What I absolutely loved about Barbara was that she saw no contradiction between being extremely successful in what is still the man's world of politics - and using said men to get her own way. Why not? Neither did she feel that she had 'betrayed' a non-existent sisterhood by looking fantastic and sexy at all times. Well into her eighties and nineties she would regularly turn up at conference in a short skirt on the arm of extremely young and attractive males who would be on hand catering to her every requirement.
One of the most delightful episodes in her Diaries ( 1974-1976) is when she attends Chequers on a Cabinet away weekend and is thrilled that her new trouser suit and open toed sling-backs have wowed the men. Apparently even the usually crusty Denis Healey ( a bitter political foe) was entranced.
Similarly, I relish her absolutely essential and lovingly detailed trips to the hairdresser, not to mention her glee when Harold calls her 'My little Minister' and appoints her as the first ever female Transport Minister with the deathless words 'I want a tiger in my tank'.

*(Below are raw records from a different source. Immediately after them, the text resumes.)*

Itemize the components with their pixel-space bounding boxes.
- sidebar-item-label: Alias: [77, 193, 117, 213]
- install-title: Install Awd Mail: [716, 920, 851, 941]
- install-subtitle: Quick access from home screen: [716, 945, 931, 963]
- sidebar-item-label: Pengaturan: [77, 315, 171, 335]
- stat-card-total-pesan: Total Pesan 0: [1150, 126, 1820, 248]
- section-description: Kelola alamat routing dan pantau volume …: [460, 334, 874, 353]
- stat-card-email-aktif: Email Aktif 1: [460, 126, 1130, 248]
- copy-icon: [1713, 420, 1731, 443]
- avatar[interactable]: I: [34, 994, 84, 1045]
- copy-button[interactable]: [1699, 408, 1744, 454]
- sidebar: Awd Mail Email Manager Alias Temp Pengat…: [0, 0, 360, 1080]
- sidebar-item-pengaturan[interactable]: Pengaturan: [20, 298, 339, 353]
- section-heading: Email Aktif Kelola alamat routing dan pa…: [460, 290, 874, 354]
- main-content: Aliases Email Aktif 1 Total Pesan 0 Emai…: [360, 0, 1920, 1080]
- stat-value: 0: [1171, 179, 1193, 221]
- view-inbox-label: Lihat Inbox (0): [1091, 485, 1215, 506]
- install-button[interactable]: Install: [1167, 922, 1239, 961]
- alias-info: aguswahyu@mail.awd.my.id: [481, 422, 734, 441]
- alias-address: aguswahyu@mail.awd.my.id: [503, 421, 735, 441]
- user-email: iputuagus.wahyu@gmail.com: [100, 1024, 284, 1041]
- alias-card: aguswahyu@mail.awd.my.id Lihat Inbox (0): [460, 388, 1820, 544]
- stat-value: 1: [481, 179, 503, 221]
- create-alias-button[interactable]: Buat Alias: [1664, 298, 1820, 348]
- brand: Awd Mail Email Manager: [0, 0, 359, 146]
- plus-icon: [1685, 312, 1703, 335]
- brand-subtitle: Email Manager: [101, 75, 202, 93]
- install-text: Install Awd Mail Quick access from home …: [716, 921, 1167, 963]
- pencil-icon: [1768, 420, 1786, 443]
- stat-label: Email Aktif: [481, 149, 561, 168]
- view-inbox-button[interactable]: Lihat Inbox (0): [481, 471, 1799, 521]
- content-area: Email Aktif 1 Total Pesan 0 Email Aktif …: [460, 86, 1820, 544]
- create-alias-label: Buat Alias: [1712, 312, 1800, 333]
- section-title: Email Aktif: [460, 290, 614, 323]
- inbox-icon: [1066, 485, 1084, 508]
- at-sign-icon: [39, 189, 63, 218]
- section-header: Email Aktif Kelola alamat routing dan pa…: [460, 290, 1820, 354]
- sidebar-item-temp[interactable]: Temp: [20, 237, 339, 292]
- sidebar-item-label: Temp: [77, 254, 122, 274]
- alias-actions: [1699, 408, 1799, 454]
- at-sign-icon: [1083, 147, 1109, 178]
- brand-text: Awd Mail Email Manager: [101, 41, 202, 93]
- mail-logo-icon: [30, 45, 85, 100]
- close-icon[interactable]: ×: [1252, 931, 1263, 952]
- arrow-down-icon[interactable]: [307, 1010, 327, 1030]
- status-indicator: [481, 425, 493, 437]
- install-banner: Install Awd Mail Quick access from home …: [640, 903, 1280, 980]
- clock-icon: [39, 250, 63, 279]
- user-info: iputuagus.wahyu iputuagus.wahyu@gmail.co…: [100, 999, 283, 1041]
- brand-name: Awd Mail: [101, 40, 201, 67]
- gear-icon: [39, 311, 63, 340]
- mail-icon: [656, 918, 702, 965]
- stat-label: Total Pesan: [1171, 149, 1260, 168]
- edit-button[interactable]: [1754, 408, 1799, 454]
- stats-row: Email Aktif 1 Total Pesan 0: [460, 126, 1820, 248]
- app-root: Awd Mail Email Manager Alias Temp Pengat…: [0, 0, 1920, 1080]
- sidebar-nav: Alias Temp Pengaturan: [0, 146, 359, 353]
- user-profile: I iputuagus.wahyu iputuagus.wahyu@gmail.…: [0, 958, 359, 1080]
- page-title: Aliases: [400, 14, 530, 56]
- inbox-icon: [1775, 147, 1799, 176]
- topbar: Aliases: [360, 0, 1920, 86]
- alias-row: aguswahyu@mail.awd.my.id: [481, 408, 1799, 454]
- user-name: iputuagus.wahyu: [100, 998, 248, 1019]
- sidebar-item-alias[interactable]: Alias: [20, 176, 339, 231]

Didn't stop Barbara dressing him down when he needed it and didn't stop her being thrilled at topping the Shadow Cabinet or NEC polls - or planning a leadership campaign when Harold went - cruelly cut off by the useless Jim Callaghan - anything but sunny.

Oh and SERPS/Child Benefit/Equal Pay/Sex Discrimination/free contraception legislation etc.
Not a sister, no - but a bloody good politican .

Anonymous said...

Barbara Castle closed a lot of railways.

Mrs Morris said...

If the choice is currently between an iPad and a laptop/pc for home, then I would suggest you go for the laptop as it gives you more functionality until you can afford to get an iPad as well.

Pretty though the iPad is, at present it has its limitations.